= John de Silva =

Sri Lankan playwright

John de Silva (13 January 1857 - 28 January 1922) was a Sri Lankan playwright.

== Life and career ==

=== Early life ===
De Silva was born on 13 January 1857 in Kotte. He worked as a teacher and a lawyer before entering theater. His first drama Parabhava Natakaya was a satire on the upper class.

===Playwright===
De Silva was influenced by the work of C. Don Bastian (1852-1921), the creator of the ‘Nurthi’, who was also the editor of the first daily Sinhala news paper. De Silva wrote and produced several historical and religious plays drawing from nurti and nadagam traditions. These include Siri Sangabo (1903), Sri Vickrama Rajasingha (1906), Devanampiya Tissa (1914), Vihara Maha Devi (1916) and Dutugemunu. He also scripted Ramayana, Sakuntala, Vessanatara, Uttara Ramacharitaya, Ratnavali and Nagananda.
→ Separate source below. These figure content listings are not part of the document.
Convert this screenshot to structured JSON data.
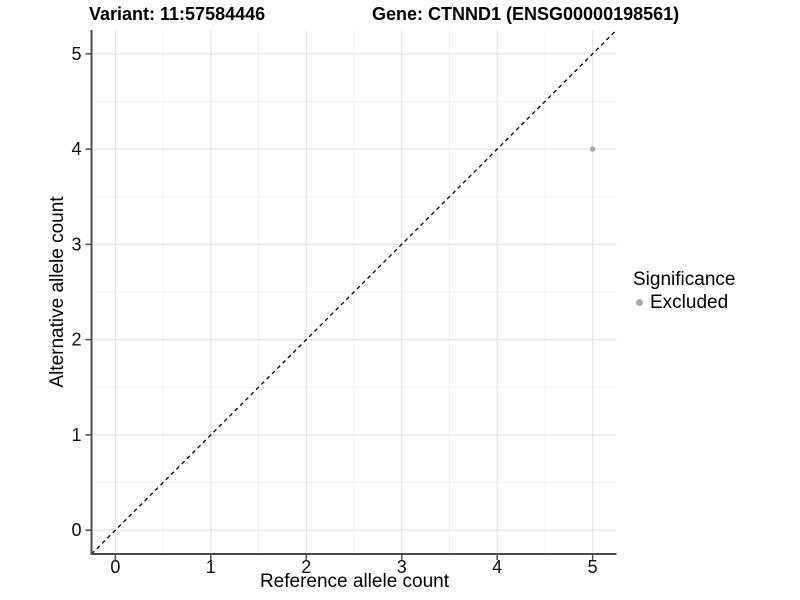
{
  "chart_data": {
    "type": "scatter",
    "title_left": "Variant: 11:57584446",
    "title_right": "Gene: CTNND1 (ENSG00000198561)",
    "xlabel": "Reference allele count",
    "ylabel": "Alternative allele count",
    "xlim": [
      -0.25,
      5.25
    ],
    "ylim": [
      -0.25,
      5.25
    ],
    "x_ticks": [
      0,
      1,
      2,
      3,
      4,
      5
    ],
    "y_ticks": [
      0,
      1,
      2,
      3,
      4,
      5
    ],
    "minor_breaks": [
      0.5,
      1.5,
      2.5,
      3.5,
      4.5
    ],
    "grid": true,
    "legend_position": "right",
    "legend_title": "Significance",
    "series": [
      {
        "name": "Excluded",
        "color": "#ababab",
        "points": [
          {
            "x": 5,
            "y": 4
          }
        ]
      }
    ],
    "identity_line": {
      "style": "dashed",
      "color": "#000000",
      "from": [
        -0.25,
        -0.25
      ],
      "to": [
        5.25,
        5.25
      ]
    },
    "colors": {
      "grid_major": "#e5e5e5",
      "grid_minor": "#f2f2f2",
      "axis_line": "#4d4d4d",
      "tick_text": "#0d0d0d",
      "background": "#ffffff"
    }
  }
}
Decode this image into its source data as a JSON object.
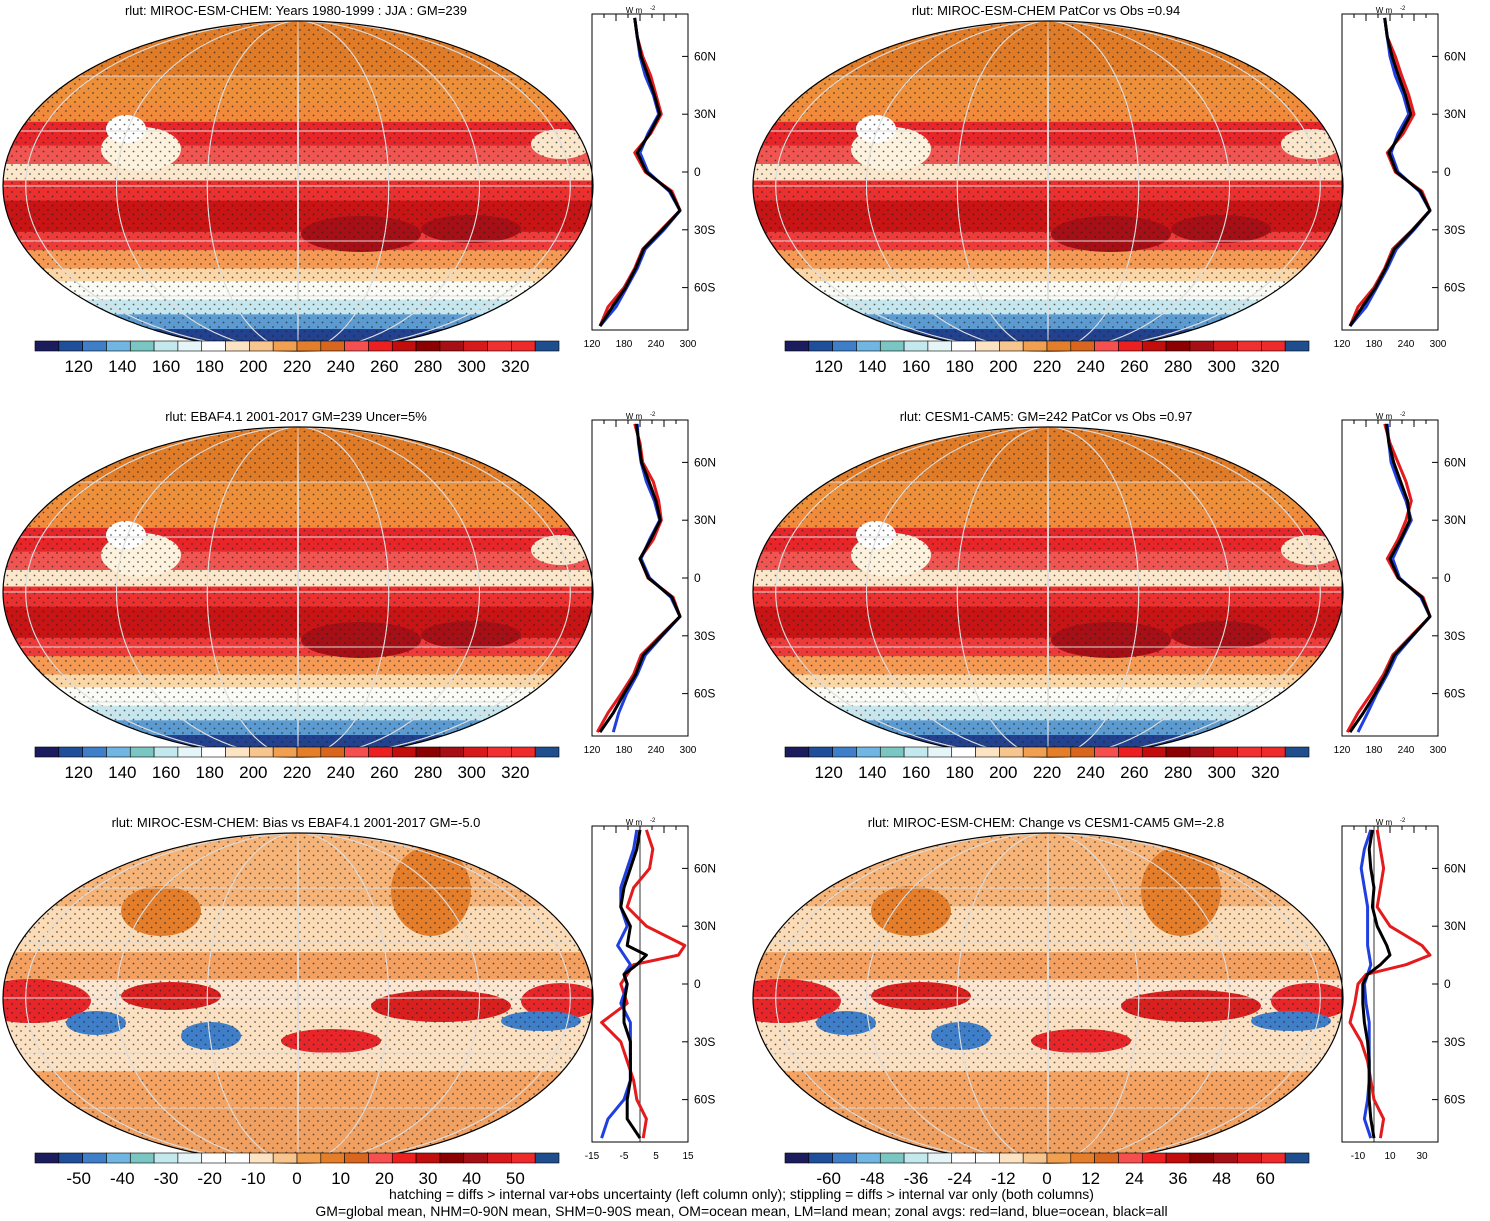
{
  "footer": {
    "line1": "hatching = diffs > internal var+obs uncertainty (left column only); stippling = diffs > internal var only (both columns)",
    "line2": "GM=global mean, NHM=0-90N mean, SHM=0-90S mean, OM=ocean mean, LM=land mean; zonal avgs: red=land, blue=ocean, black=all"
  },
  "profile_unit": "W m",
  "profile_unit_exp": "-2",
  "lat_labels": [
    "60N",
    "30N",
    "0",
    "30S",
    "60S"
  ],
  "chart_data": [
    {
      "type": "heatmap",
      "title": "rlut: MIROC-ESM-CHEM: Years 1980-1999 : JJA : GM=239",
      "colorbar_ticks": [
        "120",
        "140",
        "160",
        "180",
        "200",
        "220",
        "240",
        "260",
        "280",
        "300",
        "320"
      ],
      "colorbar_colors": [
        "#1b1c5e",
        "#1f4e9a",
        "#3f7fc9",
        "#71b6e3",
        "#79c6c2",
        "#c3e8ee",
        "#e6f5f7",
        "#ffffff",
        "#fbe3c4",
        "#f7c58e",
        "#f0a050",
        "#e47e2a",
        "#d9661e",
        "#f5504f",
        "#ec2020",
        "#c20d0d",
        "#8b0000",
        "#a50f15",
        "#d7191c",
        "#f03030",
        "#ef2a2a",
        "#1f4e8f"
      ],
      "profile": {
        "xticks": [
          "120",
          "180",
          "240",
          "300"
        ],
        "xlim": [
          120,
          300
        ],
        "lat": [
          80,
          70,
          60,
          50,
          40,
          30,
          20,
          10,
          0,
          -10,
          -20,
          -30,
          -40,
          -50,
          -60,
          -70,
          -80
        ],
        "land": [
          200,
          205,
          215,
          230,
          240,
          250,
          230,
          200,
          220,
          270,
          285,
          250,
          215,
          200,
          180,
          150,
          135
        ],
        "ocean": [
          200,
          205,
          210,
          220,
          235,
          245,
          225,
          210,
          225,
          265,
          285,
          255,
          220,
          205,
          185,
          165,
          135
        ],
        "all": [
          200,
          205,
          212,
          225,
          237,
          247,
          228,
          205,
          222,
          267,
          285,
          252,
          217,
          202,
          183,
          158,
          135
        ]
      }
    },
    {
      "type": "heatmap",
      "title": "rlut: MIROC-ESM-CHEM PatCor vs Obs =0.94",
      "colorbar_ticks": [
        "120",
        "140",
        "160",
        "180",
        "200",
        "220",
        "240",
        "260",
        "280",
        "300",
        "320"
      ],
      "colorbar_colors": [
        "#1b1c5e",
        "#1f4e9a",
        "#3f7fc9",
        "#71b6e3",
        "#79c6c2",
        "#c3e8ee",
        "#e6f5f7",
        "#ffffff",
        "#fbe3c4",
        "#f7c58e",
        "#f0a050",
        "#e47e2a",
        "#d9661e",
        "#f5504f",
        "#ec2020",
        "#c20d0d",
        "#8b0000",
        "#a50f15",
        "#d7191c",
        "#f03030",
        "#ef2a2a",
        "#1f4e8f"
      ],
      "profile": {
        "xticks": [
          "120",
          "180",
          "240",
          "300"
        ],
        "xlim": [
          120,
          300
        ],
        "lat": [
          80,
          70,
          60,
          50,
          40,
          30,
          20,
          10,
          0,
          -10,
          -20,
          -30,
          -40,
          -50,
          -60,
          -70,
          -80
        ],
        "land": [
          200,
          205,
          220,
          232,
          245,
          255,
          235,
          205,
          220,
          270,
          285,
          252,
          215,
          200,
          180,
          150,
          135
        ],
        "ocean": [
          200,
          205,
          210,
          220,
          235,
          245,
          225,
          212,
          225,
          265,
          285,
          255,
          222,
          205,
          185,
          165,
          135
        ],
        "all": [
          200,
          205,
          214,
          226,
          239,
          249,
          230,
          208,
          222,
          267,
          285,
          253,
          218,
          202,
          183,
          158,
          135
        ]
      }
    },
    {
      "type": "heatmap",
      "title": "rlut: EBAF4.1 2001-2017 GM=239 Uncer=5%",
      "colorbar_ticks": [
        "120",
        "140",
        "160",
        "180",
        "200",
        "220",
        "240",
        "260",
        "280",
        "300",
        "320"
      ],
      "colorbar_colors": [
        "#1b1c5e",
        "#1f4e9a",
        "#3f7fc9",
        "#71b6e3",
        "#79c6c2",
        "#c3e8ee",
        "#e6f5f7",
        "#ffffff",
        "#fbe3c4",
        "#f7c58e",
        "#f0a050",
        "#e47e2a",
        "#d9661e",
        "#f5504f",
        "#ec2020",
        "#c20d0d",
        "#8b0000",
        "#a50f15",
        "#d7191c",
        "#f03030",
        "#ef2a2a",
        "#1f4e8f"
      ],
      "profile": {
        "xticks": [
          "120",
          "180",
          "240",
          "300"
        ],
        "xlim": [
          120,
          300
        ],
        "lat": [
          80,
          70,
          60,
          50,
          40,
          30,
          20,
          10,
          0,
          -10,
          -20,
          -30,
          -40,
          -50,
          -60,
          -70,
          -80
        ],
        "land": [
          200,
          210,
          215,
          235,
          245,
          250,
          235,
          210,
          225,
          272,
          285,
          248,
          212,
          198,
          175,
          150,
          130
        ],
        "ocean": [
          205,
          207,
          212,
          222,
          237,
          247,
          228,
          212,
          228,
          268,
          285,
          252,
          220,
          205,
          185,
          170,
          160
        ],
        "all": [
          203,
          208,
          213,
          227,
          240,
          248,
          230,
          210,
          226,
          270,
          285,
          250,
          216,
          202,
          180,
          160,
          135
        ]
      }
    },
    {
      "type": "heatmap",
      "title": "rlut: CESM1-CAM5: GM=242 PatCor vs Obs =0.97",
      "colorbar_ticks": [
        "120",
        "140",
        "160",
        "180",
        "200",
        "220",
        "240",
        "260",
        "280",
        "300",
        "320"
      ],
      "colorbar_colors": [
        "#1b1c5e",
        "#1f4e9a",
        "#3f7fc9",
        "#71b6e3",
        "#79c6c2",
        "#c3e8ee",
        "#e6f5f7",
        "#ffffff",
        "#fbe3c4",
        "#f7c58e",
        "#f0a050",
        "#e47e2a",
        "#d9661e",
        "#f5504f",
        "#ec2020",
        "#c20d0d",
        "#8b0000",
        "#a50f15",
        "#d7191c",
        "#f03030",
        "#ef2a2a",
        "#1f4e8f"
      ],
      "profile": {
        "xticks": [
          "120",
          "180",
          "240",
          "300"
        ],
        "xlim": [
          120,
          300
        ],
        "lat": [
          80,
          70,
          60,
          50,
          40,
          30,
          20,
          10,
          0,
          -10,
          -20,
          -30,
          -40,
          -50,
          -60,
          -70,
          -80
        ],
        "land": [
          200,
          210,
          225,
          240,
          250,
          240,
          225,
          205,
          225,
          272,
          285,
          250,
          215,
          198,
          175,
          150,
          130
        ],
        "ocean": [
          205,
          208,
          212,
          225,
          240,
          250,
          232,
          215,
          228,
          268,
          285,
          253,
          222,
          205,
          185,
          168,
          150
        ],
        "all": [
          203,
          208,
          217,
          230,
          243,
          247,
          230,
          210,
          226,
          270,
          285,
          252,
          218,
          202,
          182,
          160,
          135
        ]
      }
    },
    {
      "type": "heatmap",
      "title": "rlut: MIROC-ESM-CHEM: Bias vs EBAF4.1 2001-2017 GM=-5.0",
      "colorbar_ticks": [
        "-50",
        "-40",
        "-30",
        "-20",
        "-10",
        "0",
        "10",
        "20",
        "30",
        "40",
        "50"
      ],
      "colorbar_colors": [
        "#1b1c5e",
        "#1f4e9a",
        "#3f7fc9",
        "#71b6e3",
        "#79c6c2",
        "#c3e8ee",
        "#e6f5f7",
        "#ffffff",
        "#ffffff",
        "#fbe3c4",
        "#f7c58e",
        "#f0a050",
        "#e47e2a",
        "#d9661e",
        "#f5504f",
        "#ec2020",
        "#c20d0d",
        "#8b0000",
        "#a50f15",
        "#d7191c",
        "#ef2a2a",
        "#1f4e8f"
      ],
      "profile": {
        "xticks": [
          "-15",
          "-5",
          "5",
          "15"
        ],
        "xlim": [
          -15,
          15
        ],
        "zero_line": true,
        "lat": [
          80,
          70,
          60,
          50,
          40,
          30,
          20,
          15,
          10,
          5,
          0,
          -10,
          -20,
          -30,
          -40,
          -50,
          -60,
          -70,
          -80
        ],
        "land": [
          2,
          4,
          3,
          -2,
          -4,
          2,
          14,
          12,
          -2,
          -4,
          -6,
          -4,
          -12,
          -6,
          -4,
          -2,
          -1,
          2,
          1
        ],
        "ocean": [
          -1,
          -2,
          -4,
          -6,
          -6,
          -4,
          -7,
          -5,
          -3,
          -5,
          -4,
          -6,
          -3,
          -3,
          -3,
          -3,
          -5,
          -10,
          -12
        ],
        "all": [
          0,
          -1,
          -3,
          -5,
          -6,
          -3,
          -4,
          2,
          -1,
          -5,
          -4,
          -5,
          -5,
          -3,
          -3,
          -3,
          -4,
          -4,
          0
        ]
      }
    },
    {
      "type": "heatmap",
      "title": "rlut: MIROC-ESM-CHEM: Change vs CESM1-CAM5 GM=-2.8",
      "colorbar_ticks": [
        "-60",
        "-48",
        "-36",
        "-24",
        "-12",
        "0",
        "12",
        "24",
        "36",
        "48",
        "60"
      ],
      "colorbar_colors": [
        "#1b1c5e",
        "#1f4e9a",
        "#3f7fc9",
        "#71b6e3",
        "#79c6c2",
        "#c3e8ee",
        "#e6f5f7",
        "#ffffff",
        "#ffffff",
        "#fbe3c4",
        "#f7c58e",
        "#f0a050",
        "#e47e2a",
        "#d9661e",
        "#f5504f",
        "#ec2020",
        "#c20d0d",
        "#8b0000",
        "#a50f15",
        "#d7191c",
        "#ef2a2a",
        "#1f4e8f"
      ],
      "profile": {
        "xticks": [
          "-10",
          "10",
          "30"
        ],
        "xlim": [
          -20,
          40
        ],
        "zero_line": true,
        "lat": [
          80,
          70,
          60,
          50,
          40,
          30,
          20,
          15,
          10,
          5,
          0,
          -10,
          -20,
          -30,
          -40,
          -50,
          -60,
          -70,
          -80
        ],
        "land": [
          2,
          4,
          6,
          4,
          2,
          10,
          30,
          35,
          20,
          -5,
          -10,
          -12,
          -15,
          -8,
          -4,
          -2,
          0,
          6,
          4
        ],
        "ocean": [
          -2,
          -6,
          -8,
          -6,
          -4,
          -4,
          -4,
          -3,
          -2,
          -4,
          -6,
          -5,
          -3,
          -3,
          -3,
          -3,
          -4,
          -6,
          -2
        ],
        "all": [
          -1,
          -3,
          -2,
          0,
          -1,
          2,
          8,
          10,
          4,
          -4,
          -7,
          -7,
          -6,
          -4,
          -3,
          -3,
          -3,
          -2,
          0
        ]
      }
    }
  ]
}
De Silva staged his early plays at the Public Hall (later the site of Empire Cinema) with the Sinhala Arya Subodha Natya society. He later formed the Vijaya Ranga society and staged his plays at the Gintupitiya Theatre. de Silva died on 28 January 1922.

===Legacy===
In an acknowledgment of de Silva's contributions, the Sri Lankan government constructed the John de Silva Memorial Theatre at Ananda Cumaraswamy Mawatha in Colombo. A commemorative stamp was also issued on January 31, 1987.